CISA Adds Ivanti Sentry OS Command Injection Vulnerability to KEV Catalog
CISA has added CVE-2026-10520, an Ivanti Sentry OS command injection vulnerability, to its Known Exploited Vulnerabilities catalog due to active exploitation.
CISA has added one new vulnerability to its Known Exploited Vulnerabilities (KEV) Catalog, based on evidence of active exploitation. The vulnerability, CVE-2026-10520, is an OS command injection flaw in Ivanti Sentry that allows attackers to gain total control of publicly exposed assets post-exploitation. This type of vulnerability is a frequent attack vector for malicious cyber actors and poses significant risks to the federal enterprise.
Ivanti Sentry is a secure gateway that provides remote access to enterprise resources. The command injection vulnerability enables an unauthenticated attacker to execute arbitrary commands on the affected system, potentially leading to full compromise. Given the critical nature of the flaw and confirmed active exploitation, CISA has mandated remediation for federal agencies.

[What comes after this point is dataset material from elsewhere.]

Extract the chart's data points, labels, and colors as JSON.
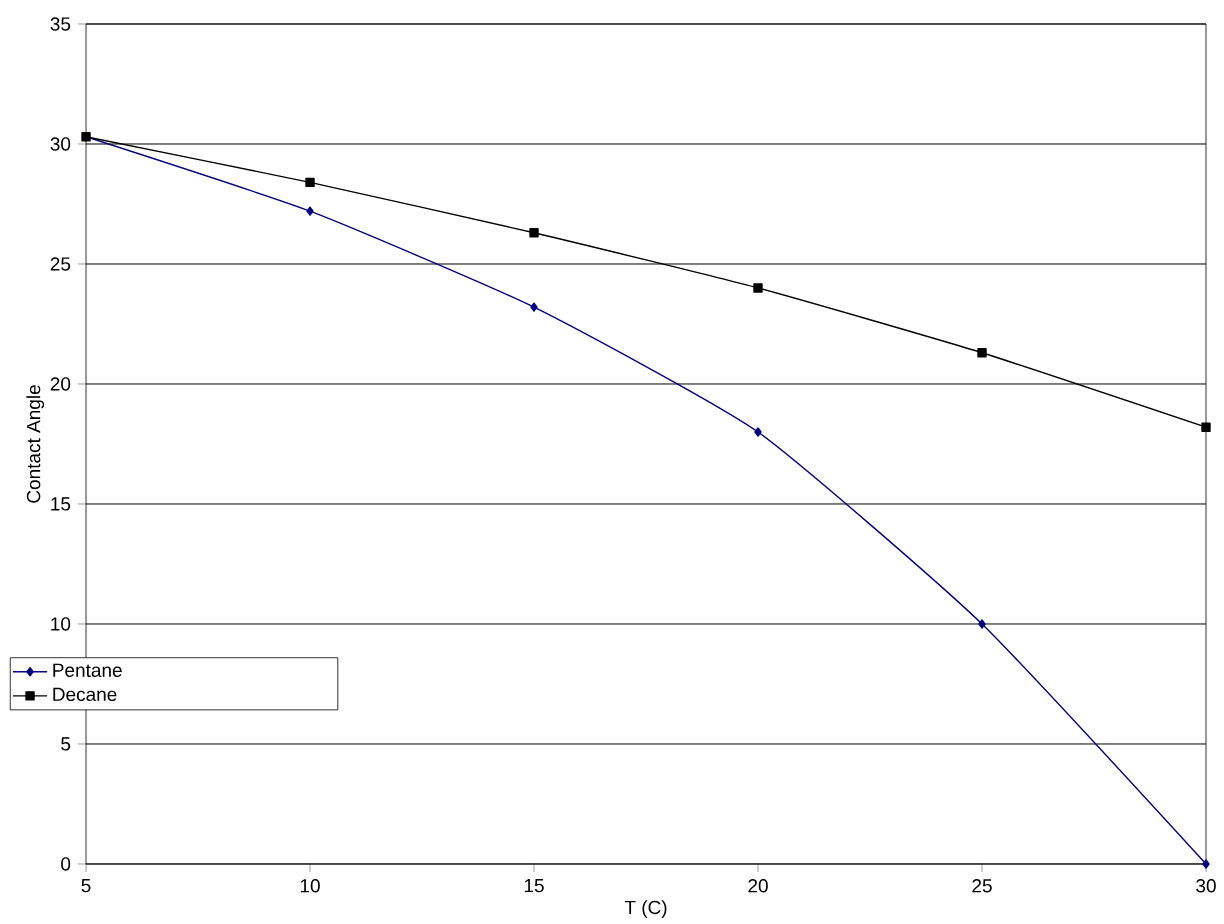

Under Binding Operational Directive (BOD) 26-04, which updates BOD 22-01, Federal Civilian Executive Branch (FCEB) agencies must prioritize remediation of this vulnerability. BOD 26-04 establishes vulnerability management requirements that focus on risk-based prioritization, requiring agencies to rapidly patch high-risk KEV-listed vulnerabilities while deferring lower-risk issues. The directive also sets expectations for post-patch compromise checks.
While BOD 26-04 applies only to FCEB agencies, CISA strongly encourages all organizations to adopt risk-based vulnerability management and prioritize remediation of KEV catalog entries. The agency continues to add vulnerabilities to the catalog that meet specified criteria, including evidence of exploitation and clear mitigation guidance.
Organizations using Ivanti Sentry should immediately apply the available patches or mitigations provided by Ivanti. CISA also recommends reviewing the advisory for detailed remediation steps. The addition of CVE-2026-10520 to the KEV catalog underscores the ongoing threat from command injection vulnerabilities and the importance of timely patching.
This action is part of CISA's broader effort to drive proactive cybersecurity practices across the public and private sectors. By highlighting actively exploited vulnerabilities, the KEV catalog serves as a critical resource for prioritizing security efforts against the most imminent threats.